DW: We all knew right from when the pandemic started that this vaccine platform was the way to go. By then we’d probably developed 30 different vaccines for 30 different pathogens, everything from influenza to malaria to Ebola and in just about every one of those, we had 100% efficacy in our animal models. And with data like that, we were sure that it would work well with coronavirus, too. 

Have you both received vaccinations?

KK: Yes, we did it together at the University of Pennsylvania in December and January. 

What are you working on next?

DW: My lab is working with Kati and BioNTech on RNA vaccines for other infectious diseases. But we've got a bunch of other vaccines that we're working on with other companies for cancer, for allergies, for a whole bunch of things. 

The advantage of mRNA vaccines is that they’re faster, cheaper and easier to make.

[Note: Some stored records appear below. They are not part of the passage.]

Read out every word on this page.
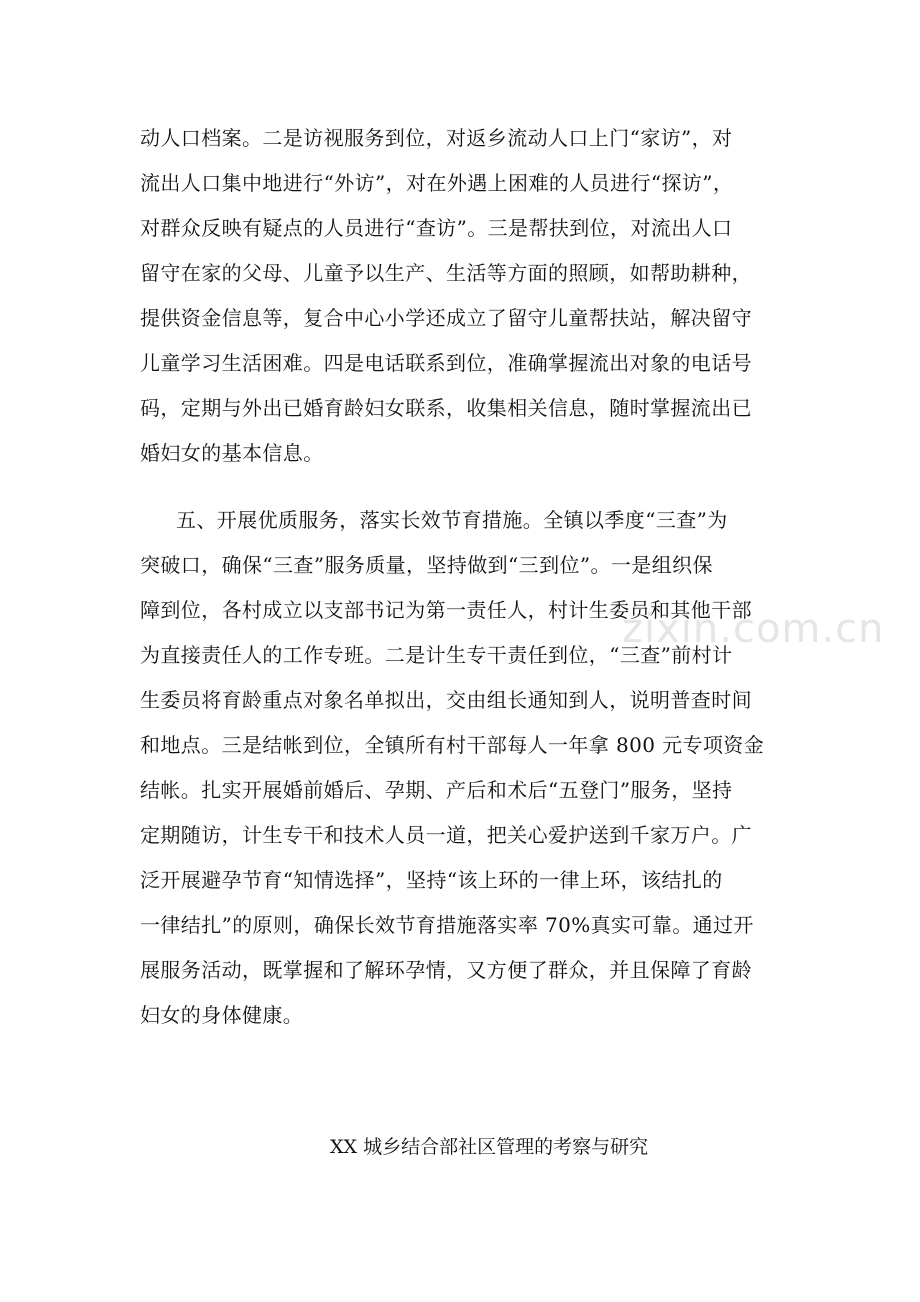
动人口档案。二是访视服务到位，对返乡流动人口上门“家访”，对
流出人口集中地进行“外访”，对在外遇上困难的人员进行“探访”，
对群众反映有疑点的人员进行“查访”。三是帮扶到位，对流出人口
留守在家的父母、儿童予以生产、生活等方面的照顾，如帮助耕种，
提供资金信息等，复合中心小学还成立了留守儿童帮扶站，解决留守
儿童学习生活困难。四是电话联系到位，准确掌握流出对象的电话号
码，定期与外出已婚育龄妇女联系，收集相关信息，随时掌握流出已
婚妇女的基本信息。
五、开展优质服务，落实长效节育措施。全镇以季度“三查”为
突破口，确保“三查”服务质量，坚持做到“三到位”。一是组织保
障到位，各村成立以支部书记为第一责任人，村计生委员和其他干部
为直接责任人的工作专班。二是计生专干责任到位，“三查”前村计
生委员将育龄重点对象名单拟出，交由组长通知到人，说明普查时间
和地点。三是结帐到位，全镇所有村干部每人一年拿 800 元专项资金
结帐。扎实开展婚前婚后、孕期、产后和术后“五登门”服务，坚持
定期随访，计生专干和技术人员一道，把关心爱护送到千家万户。广
泛开展避孕节育“知情选择”，坚持“该上环的一律上环，该结扎的
一律结扎”的原则，确保长效节育措施落实率 70%真实可靠。通过开
展服务活动，既掌握和了解环孕情，又方便了群众，并且保障了育龄
妇女的身体健康。
zixin.com.cn
XX 城乡结合部社区管理的考察与研究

For most vaccines, you have to reinvent the wheel every time you make a new vaccine. With mRNA, you just find the right sequence of mRNA for the disease, you're essentially close to done. 

mRNA vaccines have huge potential for lots of different diseases. I think they’re a groundbreaking finding. 

Do you have any advice for undergraduates thinking about becoming scientists? 

KK: It is good if you read a lot and you know a lot. It will be a big help because when you are investigating the unknown you are constantly looking for precedents and similar research to your own. If you know about those already, the easier it is to come up with to understand the new findings. 

DW: We need young people going into basic research. Just about every new finding, whether it's for medicine, engineering, space or agriculture -- everything starts with basic science. So what I tell students is that if basic science interests you, then do it, because basic science is the beginning of just about everything.